Tonight, my children and I played a game. It’s been a tough two weeks of Holiday vacation. No snow, just mud. So in an effort to keep them occupied, I devised a new game.
I took currency and coins leftover from my travels around the World and let each child examine it. Together, we identified British pounds, Krone (Icelandic and Danish), Mexican Pesos, Venezuelan Bolivars, Euros, and American coinage of all sorts.
Blindfolded, each child took turns trying to identify the coins solely by touch.
And it occurred to me that an important metaphor was playing out on my dining room table. How we feel about money.
The news of roughly $10 trillion dollars spent by the Federal Reserve shoring up the liquidity of banks during the financial crisis, went over like a thud.
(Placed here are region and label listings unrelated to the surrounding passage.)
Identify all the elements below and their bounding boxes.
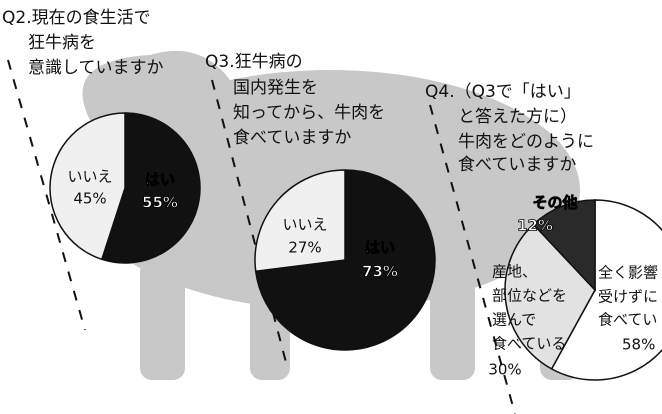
chart-title: と答えた方に）: [458, 107, 577, 127]
value-label: 45%: [73, 190, 106, 208]
chart-title: Q4.（Q3で「はい」: [425, 82, 581, 102]
chart-title: 国内発生を: [233, 78, 318, 98]
dashed-dividers: [7, 59, 516, 414]
chart-title: 意識していますか: [28, 58, 164, 78]
pie-slice: [49, 112, 126, 261]
pie-slice: [532, 199, 596, 292]
value-label: 27%: [288, 239, 321, 257]
slice-label: 選んで: [492, 311, 536, 329]
chart-title: Q3.狂牛病の: [205, 52, 303, 72]
value-label: 55%: [142, 194, 178, 212]
slice-label: 全く影響: [598, 264, 658, 282]
value-label: 12%: [517, 217, 553, 235]
slice-label: 産地、: [492, 263, 537, 281]
chart-title: 食べていますか: [458, 155, 576, 175]
slice-label: はい: [145, 171, 175, 189]
value-label: 30%: [488, 361, 521, 379]
pie-slice: [100, 112, 201, 264]
chart-title: 食べていますか: [233, 128, 351, 148]
slice-label: 食べてい: [598, 311, 657, 329]
slice-label: はい: [365, 239, 395, 257]
pie-slice: [504, 223, 596, 370]
chart-title: 知ってから、牛肉を: [233, 103, 385, 123]
slice-label: いいえ: [67, 168, 112, 186]
value-label: 58%: [622, 336, 655, 354]
slice-label: いいえ: [282, 216, 327, 234]
chart-title: 狂牛病を: [28, 33, 96, 53]
slice-label: 受けずに: [598, 288, 658, 306]
pie-slice: [254, 169, 346, 273]
slice-label: 部位などを: [492, 287, 567, 305]
chart-title: 牛肉をどのように: [458, 132, 594, 152]
value-label: 73%: [362, 263, 398, 281]
pie-slice: [550, 199, 662, 381]
chart-title: Q2.現在の食生活で: [2, 8, 151, 28]
slice-label: その他: [532, 194, 577, 212]
slice-label: 食べている: [492, 335, 566, 353]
The fact that we spent only about three quarters of a trillion for TARP, should give you some context.
Consider the fact that, in 1857 the steam ship SS Central America went down in a storm with 30,000 pounds of gold. The ensuing panic brought on a financial depression in the United States. Lives were dramatically altered on the idea that all that gold was gone.
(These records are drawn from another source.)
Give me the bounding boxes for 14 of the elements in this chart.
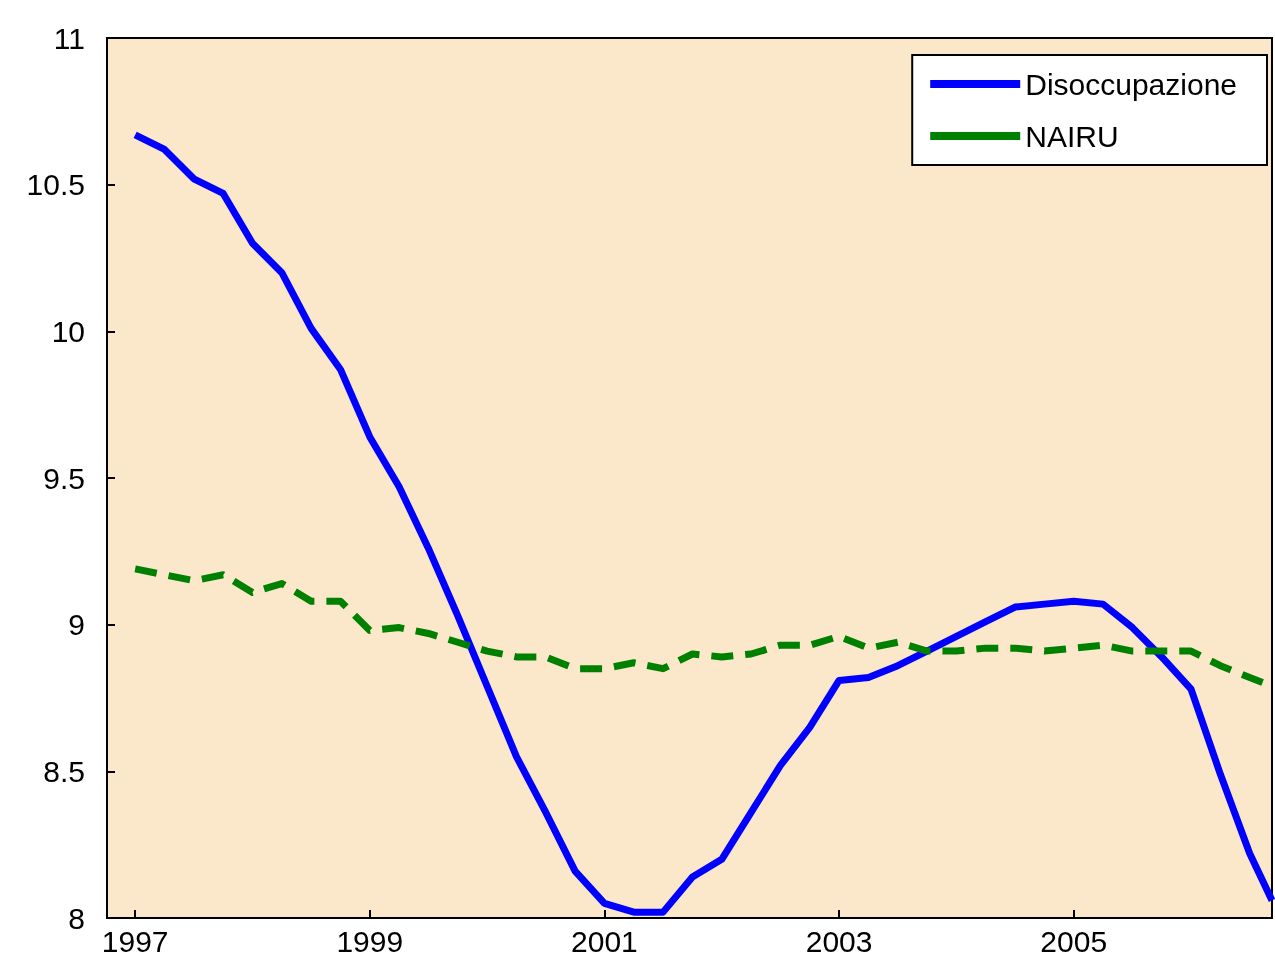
x-tick-label: 2003 bbox=[805, 924, 873, 958]
x-tick-label: 2001 bbox=[571, 924, 638, 958]
legend-label: NAIRU bbox=[1025, 119, 1119, 153]
y-tick-label: 9.5 bbox=[43, 461, 85, 495]
y-tick-label: 8.5 bbox=[43, 754, 85, 788]
x-tick-label: 2005 bbox=[1040, 924, 1108, 958]
y-tick-label: 9 bbox=[68, 608, 85, 642]
legend-label: Disoccupazione bbox=[1025, 67, 1238, 101]
y-tick-label: 10 bbox=[51, 314, 85, 348]
x-tick-label: 1997 bbox=[101, 924, 169, 958]
y-tick-label: 8 bbox=[68, 901, 85, 935]
y-tick-label: 10.5 bbox=[26, 168, 85, 202]
y-tick-label: 11 bbox=[53, 21, 85, 55]
x-tick-label: 1999 bbox=[336, 924, 404, 958]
It’s hard to imagine that kind of loss in confidence when we consider the way our system has been plundered recently. Wallstreet profits from sheepherding then transferring vast sums, back and forth. Day in, day out. And each time taking a slice for itself.
Now consider that everything in the United States, is worth roughly $40 trillion, and that the Federal Reserve simply created about a quarter of that amount and distributed it to banks. Out of thin air.
I read three stories tonight. One about a fellow Kossack selling his blood. Another about record bank profits and the third was about record income and wealth disparity. Someone needs to explain this to me, in light of $10 trillion injected into the banking system. Convince me it's not a shakedown.
My Kids had a lot of questions for me, and I did my best to teach them the concept of money. And in the end, that’s all it is. A concept. An idea. And that’s all that really matters.
The European continent has been smashed to rubble. Greece has defaulted before. Ships have sank. Stock markets have crashed. And the economies of the World went forward anyway. But now, here in America as in Europe we’re led to believe that the end is nigh, and that austerity is our path out of the abyss, Keynesians be damned. Austerity is the abyss.
We need strong voices and clear leadership in favor of investment in an idea. The idea that there’s hope and a bright future, that we’re not broke. Far from it. It’s only an idea, as is money. So simple even a child can understand.